In this post, we will look at planning from the perspective of business managers. The five-step process below explains how managers plan. While considering this we will look at how teachers address planning in a slightly different way.
- Developing Awareness of Current Situation
Before plans can be made a manager must be aware of the current state of the context. Developing this knowledge of the current state of the situation is called developing awareness. It is hard to plan when one does not know what is already going on. Within education, a needs assessment is sometimes used to develop a map of the current challenges the institution is facing
Once a manager has an idea of what is going on within the setting for which they are needed for decision making they can now move to actually develop a plan.
2. Establishing Outcome(s)
Step two involves making outcome statements. Outcome statements explain where the team is trying to go or is heading. These statements are end statements that indicate how things should be different once the plan is over. An example of an outcome statement would be “improving customer retention by ten percent.” This statement clearly has something that can be measured and thus can be used as an outcome.
In education, it is common for teachers to have goals and objectives. Goals tend to be broader and unmeasurable but still serve the function of guiding a teacher. A simple example of a goal would be “be the best.” On the surface, this statement does not have meaning have much meaning but it does establish a general sense of direction. Objectives are much more narrow but easily measured. An example of an objective would be “after training, the salesmen in appliances will boost sales of appliances by 10% within 6 months. In this example, everything seems to be laid out. When planning is focused on goals and action it is called goal planning.
Premising involves analyzing the assumptions that managers have about the current plan. In addition, premising can be used to determine what resources and materials are needed to complete the plan.
For example, a manager is planning to place their kitchen supplies on sale. Obviously, the manager is assuming they have enough supply of kitchen supplies that a sale is warranted. In addition, the manager is also assuming they can advertise on the days they want. These assumptions need to be checked because assuming them could be disastrous.
In education premising is not as common in the middle of the context as it is in the very first step.
4. Course of Action
In step 4, a manager starts to determine how to move their team from the current state to the outcome state. This can involve creating action statements which are statements that indicate the way a goal will be achieved. For example, if an organization is trying to boost sales an action statement might involve sending people for training in new products. In other words, product training is the action for achieving the outcome of increased sales.
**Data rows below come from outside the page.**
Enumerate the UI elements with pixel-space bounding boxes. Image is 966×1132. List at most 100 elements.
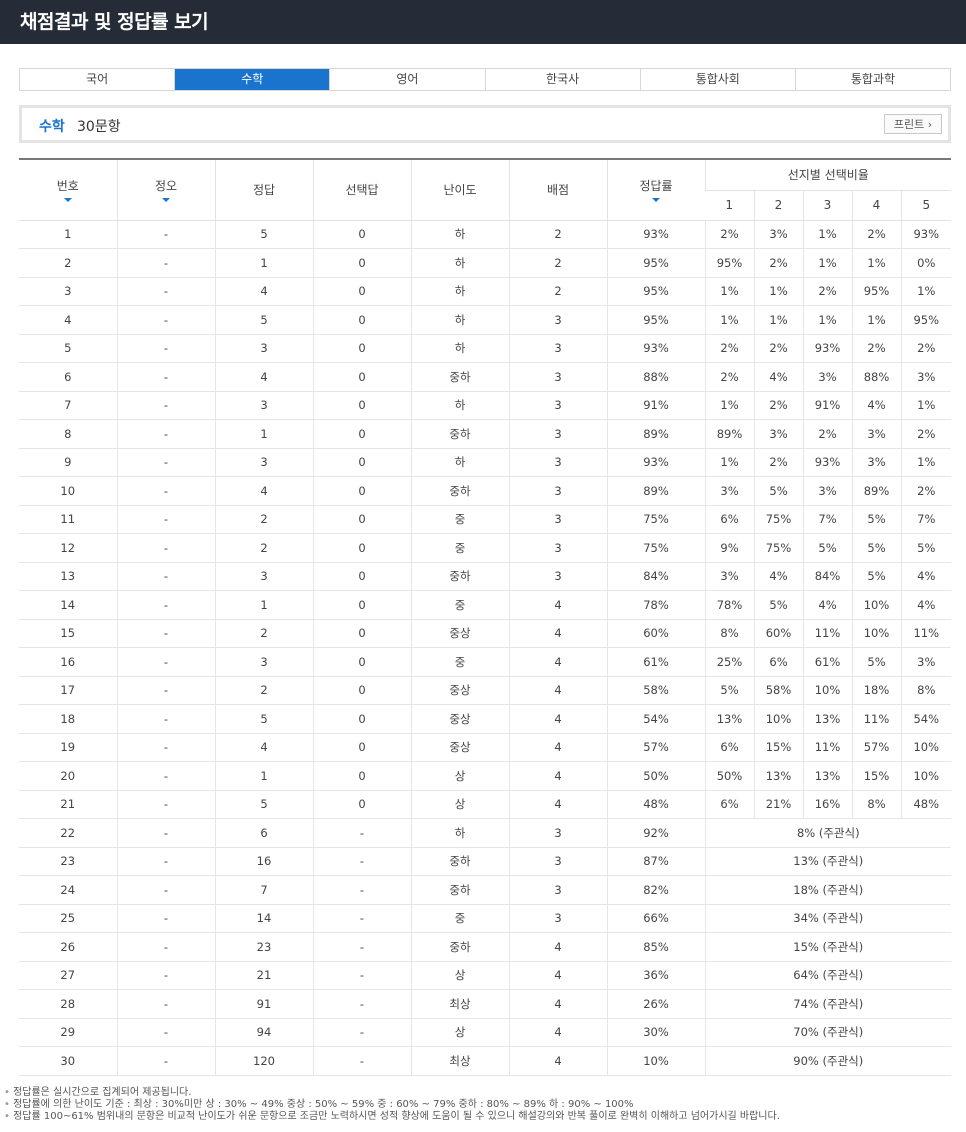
tab-6[interactable]: 통합과학	[794, 69, 950, 90]
sort-down-icon[interactable]	[652, 198, 660, 203]
cell-correct-wrong: -	[116, 391, 215, 420]
cell-number: 15	[19, 619, 117, 648]
sort-down-icon[interactable]	[63, 198, 72, 203]
cell-points: 3	[508, 419, 607, 449]
cell-choice-1: 50%	[704, 761, 754, 791]
cell-points: 4	[508, 961, 607, 990]
cell-answer: 5	[214, 305, 313, 335]
cell-choice-4: 5%	[851, 533, 901, 563]
cell-answer: 4	[214, 733, 313, 762]
cell-number: 18	[19, 704, 117, 734]
col-points-header: 배점	[508, 158, 607, 221]
cell-rate: 50%	[606, 761, 705, 791]
cell-subjective-ratio: 15% (주관식)	[704, 932, 952, 962]
cell-choice-3: 1%	[802, 220, 852, 249]
choice-header-4: 4	[851, 190, 901, 221]
cell-choice-1: 6%	[704, 790, 754, 819]
cell-difficulty: 중	[410, 647, 509, 677]
cell-correct-wrong: -	[116, 220, 215, 249]
table-row: 8-1 0 중하 3 89% 89% 3% 2% 3% 2%	[19, 419, 952, 449]
cell-points: 3	[508, 305, 607, 335]
cell-points: 4	[508, 932, 607, 962]
cell-choice-4: 95%	[851, 277, 901, 306]
cell-choice-5: 1%	[900, 391, 952, 420]
cell-selected: 0	[312, 647, 411, 677]
table-row: 21-5 0 상 4 48% 6% 21% 16% 8% 48%	[19, 790, 952, 819]
cell-difficulty: 중	[410, 505, 509, 534]
cell-answer: 3	[214, 334, 313, 363]
cell-difficulty: 중상	[410, 619, 509, 648]
cell-points: 3	[508, 476, 607, 506]
cell-selected: -	[312, 1018, 411, 1047]
table-row: 18-5 0 중상 4 54% 13% 10% 13% 11% 54%	[19, 704, 952, 734]
cell-difficulty: 하	[410, 448, 509, 477]
cell-difficulty: 상	[410, 790, 509, 819]
cell-rate: 75%	[606, 533, 705, 563]
cell-difficulty: 중	[410, 590, 509, 620]
tab-3[interactable]: 영어	[329, 69, 484, 90]
cell-number: 27	[19, 961, 117, 990]
cell-choice-4: 1%	[851, 305, 901, 335]
cell-correct-wrong: -	[116, 419, 215, 449]
cell-choice-4: 15%	[851, 761, 901, 791]
cell-answer: 5	[214, 790, 313, 819]
cell-choice-5: 10%	[900, 733, 952, 762]
cell-difficulty: 중하	[410, 476, 509, 506]
cell-answer: 3	[214, 391, 313, 420]
cell-choice-5: 7%	[900, 505, 952, 534]
cell-rate: 61%	[606, 647, 705, 677]
cell-choice-4: 18%	[851, 676, 901, 705]
col-rate-header[interactable]: 정답률	[606, 158, 705, 221]
cell-choice-5: 8%	[900, 676, 952, 705]
cell-selected: 0	[312, 220, 411, 249]
tab-2[interactable]: 수학	[174, 69, 330, 90]
cell-choice-1: 5%	[704, 676, 754, 705]
subject-summary: 수학 30문항 프린트 ›	[19, 105, 951, 143]
cell-rate: 93%	[606, 334, 705, 363]
cell-choice-3: 10%	[802, 676, 852, 705]
note-line: 정답률에 의한 난이도 기준 : 최상 : 30%미만 상 : 30% ~ 49…	[4, 1099, 780, 1111]
cell-rate: 82%	[606, 875, 705, 905]
cell-answer: 3	[214, 647, 313, 677]
cell-choice-1: 1%	[704, 391, 754, 420]
cell-choice-2: 5%	[753, 476, 803, 506]
cell-choice-5: 11%	[900, 619, 952, 648]
cell-difficulty: 하	[410, 305, 509, 335]
cell-selected: -	[312, 847, 411, 876]
cell-selected: 0	[312, 362, 411, 392]
cell-choice-1: 1%	[704, 448, 754, 477]
cell-subjective-ratio: 64% (주관식)	[704, 961, 952, 990]
sort-down-icon[interactable]	[162, 198, 170, 203]
cell-correct-wrong: -	[116, 562, 215, 591]
choice-header-2: 2	[753, 190, 803, 221]
cell-choice-4: 5%	[851, 505, 901, 534]
col-choice-ratio-header: 선지별 선택비율	[704, 158, 952, 191]
cell-selected: -	[312, 961, 411, 990]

The ideas in this process are highly similar to what is done in education. Instead of an action statement. The main difference is terminology in which education is focused on objectives while management is focused on action statements.
5. Supportive Plans
Supportive plans are additional plans that help to achieve a larger plan. For example, it was mentioned how workers might need training to boost sales. Boosting sales is the main plan but it might be needed to make a supportive plan to get workers trained on new products.
Teachers might make supportive plans on accident and probably don’t see or consider them as supportive plans. For example, if a teacher is teaching math that is too difficult for the students, the teacher might make a supportive plan to provide remedial reteaching to help catch the students up.
Planning is a critical part of management. Teaching involves extensive planning. The goal here was simply to show a different way of planning as derived from the business world. The ideas presented here may be useful for some.